Monday, September 01, 2008

A Waste of Paper, Ink, and Pixels

Sometimes I despair of getting useful information from our press corps.

I know it is unfair to damn the entire institution when I read individual pieces of idiocy, but often the idiocy distinguishes itself from the whole only by degree.

This article on the Russia-Georgia War of 2008 manages three massive errors in one small wire report. The first mistake is one common to our media as a whole:

The war began Aug. 7 when Georgian forces began heavy shelling of the South Ossetian capital, Tskhinvali, hoping to retake control of the province. Russian forces poured in, pushed the Georgians out in a matter of days and then drove deep into Georgia proper.

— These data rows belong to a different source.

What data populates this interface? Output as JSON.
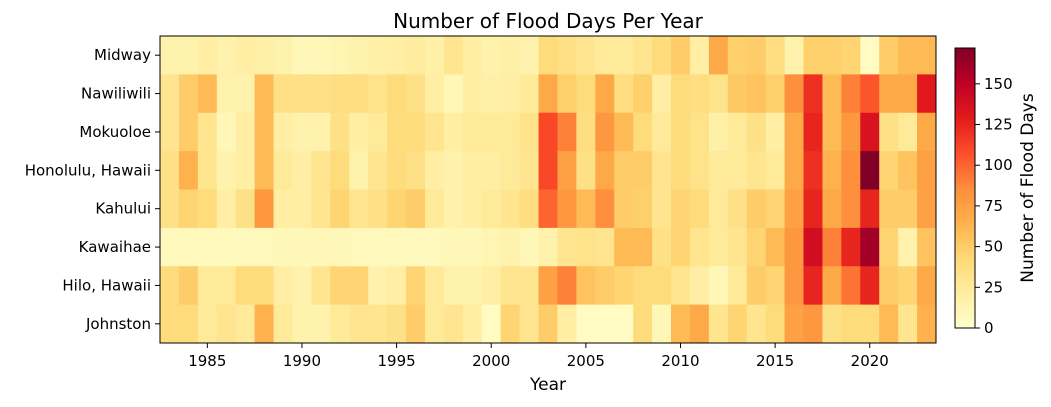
{
  "chart_data": {
    "type": "heatmap",
    "title": "Number of Flood Days Per Year",
    "xlabel": "Year",
    "ylabel": "",
    "colorbar_label": "Number of Flood Days",
    "colormap": "YlOrRd",
    "colormap_stops": [
      "#ffffcc",
      "#ffeda0",
      "#fed976",
      "#feb24c",
      "#fd8d3c",
      "#fc4e2a",
      "#e31a1c",
      "#bd0026",
      "#800026"
    ],
    "value_range": [
      0,
      172
    ],
    "colorbar_ticks": [
      0,
      25,
      50,
      75,
      100,
      125,
      150
    ],
    "x_ticks": [
      1985,
      1990,
      1995,
      2000,
      2005,
      2010,
      2015,
      2020
    ],
    "x_range": [
      1982.5,
      2023.5
    ],
    "x": [
      1983,
      1984,
      1985,
      1986,
      1987,
      1988,
      1989,
      1990,
      1991,
      1992,
      1993,
      1994,
      1995,
      1996,
      1997,
      1998,
      1999,
      2000,
      2001,
      2002,
      2003,
      2004,
      2005,
      2006,
      2007,
      2008,
      2009,
      2010,
      2011,
      2012,
      2013,
      2014,
      2015,
      2016,
      2017,
      2018,
      2019,
      2020,
      2021,
      2022,
      2023
    ],
    "y": [
      "Midway",
      "Nawiliwili",
      "Mokuoloe",
      "Honolulu, Hawaii",
      "Kahului",
      "Kawaihae",
      "Hilo, Hawaii",
      "Johnston"
    ],
    "values": [
      [
        15,
        15,
        20,
        15,
        20,
        18,
        15,
        10,
        10,
        12,
        15,
        18,
        20,
        22,
        18,
        30,
        20,
        15,
        18,
        15,
        40,
        35,
        30,
        25,
        25,
        30,
        40,
        50,
        20,
        70,
        48,
        50,
        38,
        15,
        48,
        48,
        45,
        5,
        50,
        60,
        60
      ],
      [
        30,
        50,
        60,
        15,
        15,
        60,
        35,
        35,
        35,
        38,
        38,
        32,
        40,
        35,
        20,
        10,
        20,
        18,
        20,
        25,
        70,
        48,
        40,
        70,
        38,
        48,
        20,
        40,
        38,
        32,
        52,
        55,
        48,
        85,
        120,
        60,
        90,
        105,
        70,
        70,
        130
      ],
      [
        30,
        50,
        30,
        10,
        20,
        60,
        20,
        15,
        15,
        35,
        20,
        25,
        40,
        40,
        30,
        20,
        25,
        25,
        25,
        32,
        110,
        90,
        38,
        80,
        60,
        40,
        25,
        40,
        32,
        18,
        25,
        35,
        20,
        70,
        125,
        60,
        80,
        135,
        35,
        25,
        70
      ],
      [
        35,
        65,
        30,
        15,
        20,
        60,
        25,
        20,
        30,
        40,
        15,
        30,
        40,
        35,
        20,
        15,
        20,
        20,
        25,
        30,
        110,
        75,
        35,
        70,
        50,
        50,
        30,
        40,
        32,
        25,
        25,
        30,
        25,
        70,
        120,
        65,
        85,
        172,
        45,
        55,
        75
      ],
      [
        35,
        45,
        40,
        20,
        35,
        80,
        20,
        20,
        30,
        45,
        30,
        35,
        45,
        50,
        25,
        15,
        20,
        25,
        30,
        38,
        100,
        80,
        60,
        85,
        50,
        48,
        30,
        45,
        40,
        25,
        35,
        50,
        45,
        75,
        125,
        70,
        85,
        125,
        50,
        50,
        75
      ],
      [
        8,
        8,
        8,
        8,
        8,
        8,
        10,
        10,
        10,
        10,
        8,
        8,
        8,
        8,
        8,
        10,
        10,
        12,
        15,
        10,
        15,
        30,
        32,
        30,
        60,
        60,
        35,
        45,
        30,
        25,
        30,
        45,
        60,
        80,
        140,
        90,
        125,
        160,
        45,
        15,
        55
      ],
      [
        40,
        50,
        25,
        25,
        40,
        40,
        20,
        15,
        30,
        45,
        45,
        15,
        20,
        45,
        25,
        15,
        15,
        20,
        30,
        30,
        75,
        90,
        55,
        50,
        45,
        40,
        40,
        30,
        20,
        10,
        25,
        50,
        45,
        80,
        125,
        70,
        95,
        125,
        50,
        45,
        70
      ],
      [
        40,
        40,
        25,
        30,
        25,
        65,
        25,
        15,
        15,
        25,
        30,
        30,
        35,
        50,
        25,
        30,
        20,
        5,
        45,
        30,
        50,
        20,
        5,
        5,
        5,
        40,
        10,
        60,
        70,
        30,
        45,
        30,
        40,
        75,
        80,
        35,
        40,
        40,
        60,
        30,
        65
      ]
    ]
  }
}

The war was not begun by Georgia. The nearly instant response by the ramshackle Russian armed forces mentioned in that paragraph should have been the first clue. In fact, Russia used their local allies to attack Georgians and provoke Georgia into firing back. That unwise response by Georgia triggered the Russian invasion.

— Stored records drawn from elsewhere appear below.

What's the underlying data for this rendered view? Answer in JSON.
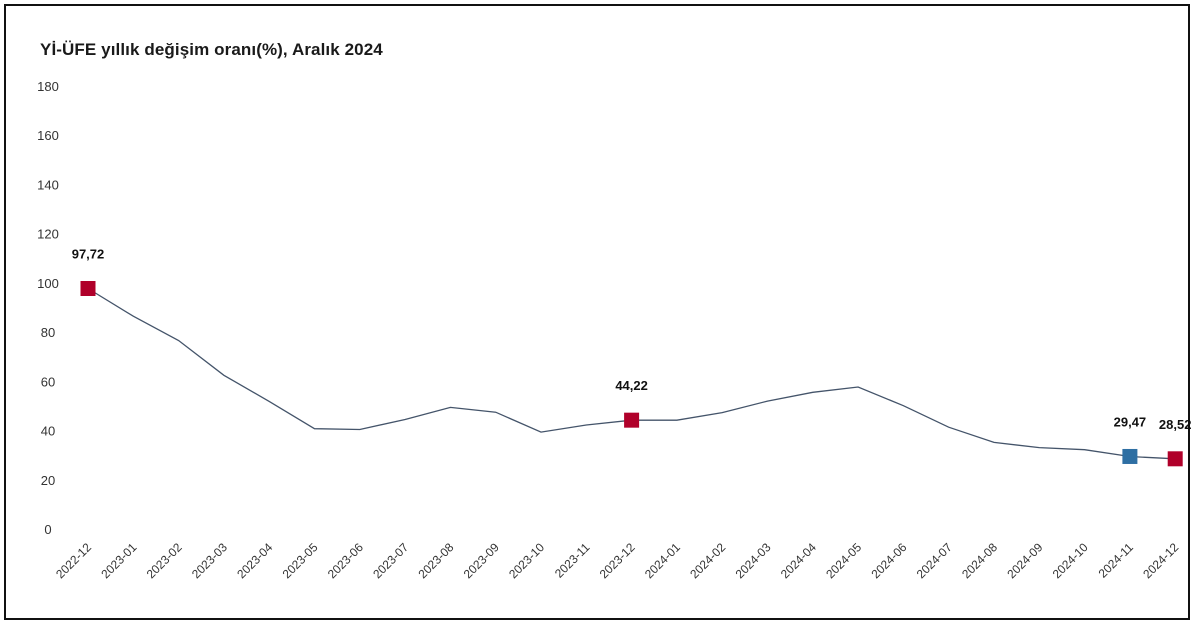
{
  "chart_data": {
    "type": "line",
    "title": "Yİ-ÜFE yıllık değişim oranı(%), Aralık 2024",
    "xlabel": "",
    "ylabel": "",
    "ylim": [
      0,
      180
    ],
    "yticks": [
      "0",
      "20",
      "40",
      "60",
      "80",
      "100",
      "120",
      "140",
      "160",
      "180"
    ],
    "grid": false,
    "categories": [
      "2022-12",
      "2023-01",
      "2023-02",
      "2023-03",
      "2023-04",
      "2023-05",
      "2023-06",
      "2023-07",
      "2023-08",
      "2023-09",
      "2023-10",
      "2023-11",
      "2023-12",
      "2024-01",
      "2024-02",
      "2024-03",
      "2024-04",
      "2024-05",
      "2024-06",
      "2024-07",
      "2024-08",
      "2024-09",
      "2024-10",
      "2024-11",
      "2024-12"
    ],
    "series": [
      {
        "values": [
          97.72,
          86.46,
          76.61,
          62.45,
          51.83,
          40.76,
          40.42,
          44.5,
          49.41,
          47.44,
          39.39,
          42.25,
          44.22,
          44.2,
          47.29,
          51.97,
          55.54,
          57.68,
          50.09,
          41.37,
          35.17,
          33.09,
          32.24,
          29.47,
          28.52
        ],
        "color": "#44546a"
      }
    ],
    "markers": [
      {
        "category": "2022-12",
        "value": 97.72,
        "label": "97,72",
        "color": "#b0002a"
      },
      {
        "category": "2023-12",
        "value": 44.22,
        "label": "44,22",
        "color": "#b0002a"
      },
      {
        "category": "2024-11",
        "value": 29.47,
        "label": "29,47",
        "color": "#2e6fa3"
      },
      {
        "category": "2024-12",
        "value": 28.52,
        "label": "28,52",
        "color": "#b0002a"
      }
    ]
  }
}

The author is just repeating Russian propaganda. If you doubt that, check out this claim:

The United States also has sent substantial aid to Georgia following the war, using naval ships and military aircraft. Russian officials speculated that the United States was trying to restore Georgia's armed forces, which had received massive military aid from Washington in recent years.


This is two lies in one paragraph. Our Navy delivered humanitarian aid. I wish those ships had been packed with anti-tank and anti-aricraft weapons for the Georgians. Hopefully those come later. If this insanity is we can expect from Russia in the future, I want more dead Russians. Maybe if they have to pay a price for their self esteem invasion, they'll rethink their course.

More obviously wrong is the claim that we provided Georgia with "massive military aid." Georgia's defense spending is actually very low and Georgia was armed with old Russian-designed weapons. You just won't find American military equipment in the Georgian military. Except for one ex-French gunboat, it was all Russian-made stuff (if not older Soviet stuff). Yes, we were training the Georgians for peacekeeping missions, but the idea that America armed Georgia is just Moscow fantasy.

So bravo, Associated Press. You're aware a war was fought. But other than that basic fact you seem rather clueless. Effing amazing.